A mão sangrenta aperta a mão do embasbacado

Um bom agente de Inteligência certamente perceberia os indícios do começo de um boom econômico, alertando seus superiores em tempo hábil. Mas, além da inexperiência, tenho outra atenuante: ninguém na VPR captou a direção dos ventos econômicos (nem mesmo o Ladislaw Dowbor, economista por formação). Fomos todos pegos de calça curta e, em pouco tempo, nos vimos isolados politicamente, o que facilitou nosso aniquilamento militar.

Gato escaldado, hoje me mantenho sempre atento aos rumos da economia, pois eles geralmente antecipam o que está para vir na política. No 3º trimestre de 2014, p. ex., eu já sabia que o mandato presidencial seguinte inevitavelmente transcorreria sob uma aguda recessão econômica. E, tendo a certeza de que a Dilma não estava nem de longe à altura do desafio que enfrentaria caso reeleita, favoreci tanto a candidatura de Marina Silva quanto a tendência interna do PT que pregava a volta do Lula, com a mudança de cabeça-de-chapa.

Infelizmente, Marina foi desconstruída pelo Goebbels do PT (João Santana, responsável direto pelo pior estelionato eleitoral de todos os tempos no Brasil) e Lula cometeu um dos maiores erros de sua vida, ao não insistir com a teimosa criatura para que se sujeitasse à vontade do seu criador. O resultado veio no ano passado com o impeachment, a derrota mais acachapante que sofremos desde 1964.
Bem melhor seria se Lula tivesse disputado esta eleição!
Desde então venho insistindo em que a esquerda precisa abandonar definitivamente as ilusões eleitoeiras e recolocar a superação do capitalismo como prioridade máxima de sua atuação, travando as lutas do povo ao lado do povo para organizá-lo e acumular forças, até se tornar capaz de oferecer uma verdadeira alternativa de poder.
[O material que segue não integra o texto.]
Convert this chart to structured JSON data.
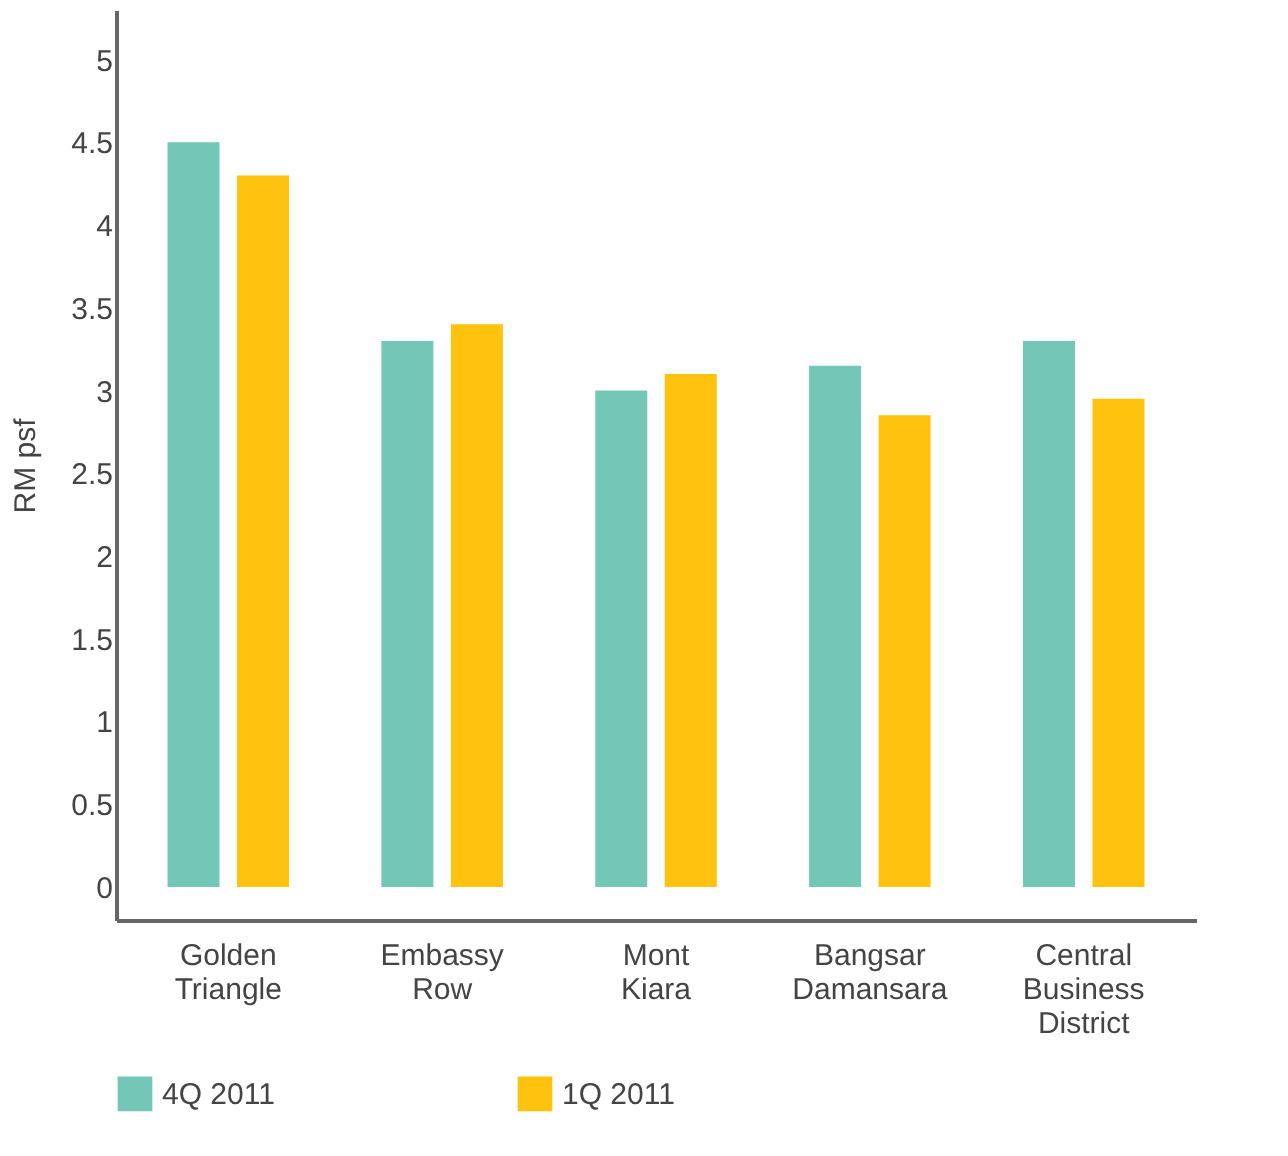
{
  "chart_data": {
    "type": "bar",
    "ylabel": "RM psf",
    "categories": [
      "Golden Triangle",
      "Embassy Row",
      "Mont Kiara",
      "Bangsar Damansara",
      "Central Business District"
    ],
    "series": [
      {
        "name": "4Q 2011",
        "color": "#72c7b6",
        "values": [
          4.5,
          3.3,
          3.0,
          3.15,
          3.3
        ]
      },
      {
        "name": "1Q 2011",
        "color": "#ffc20e",
        "values": [
          4.3,
          3.4,
          3.1,
          2.85,
          2.95
        ]
      }
    ],
    "ylim": [
      -0.2,
      5.3
    ],
    "yticks": [
      0,
      0.5,
      1,
      1.5,
      2,
      2.5,
      3,
      3.5,
      4,
      4.5,
      5
    ],
    "grid": false,
    "legend": "bottom"
  }
}
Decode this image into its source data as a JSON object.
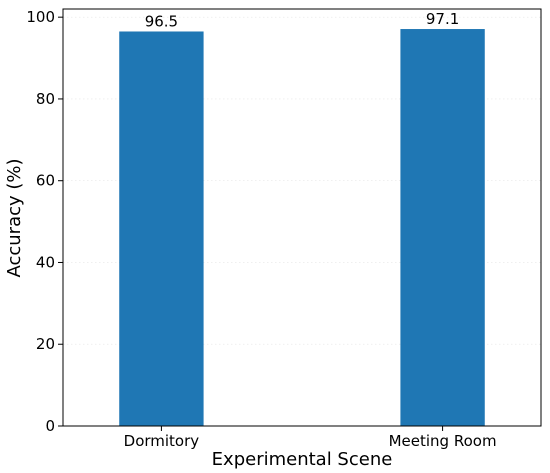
{
  "chart_data": {
    "type": "bar",
    "categories": [
      "Dormitory",
      "Meeting Room"
    ],
    "values": [
      96.5,
      97.1
    ],
    "data_labels": [
      "96.5",
      "97.1"
    ],
    "xlabel": "Experimental Scene",
    "ylabel": "Accuracy (%)",
    "ylim": [
      0,
      102
    ],
    "yticks": [
      0,
      20,
      40,
      60,
      80,
      100
    ],
    "ytick_labels": [
      "0",
      "20",
      "40",
      "60",
      "80",
      "100"
    ],
    "bar_color": "#1f77b4",
    "grid": true,
    "legend": "none"
  }
}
Mas, há os que insistem em tapar o sol com a peneira, utilizando a miragem de uma vitória do Lula na eleição presidencial de 2018 como justificativa para não fazerem autocrítica nenhuma e manterem tudo que se revelou desastroso de 2002 para cá: a política de conciliação de classes, o reformismo, o populismo, o respeito religioso pelos valores republicanos, etc.

O Dalton Rosado e eu cansamos de provar que a via eleitoral, além de jamais ter sido uma autêntica opção estratégica para nós, hoje nem sequer serventia tática tem. Pelo contrário, participar dos podres Poderes nos diminui aos olhos do povo, fazendo-nos ser vistos como farinha do mesmo saco.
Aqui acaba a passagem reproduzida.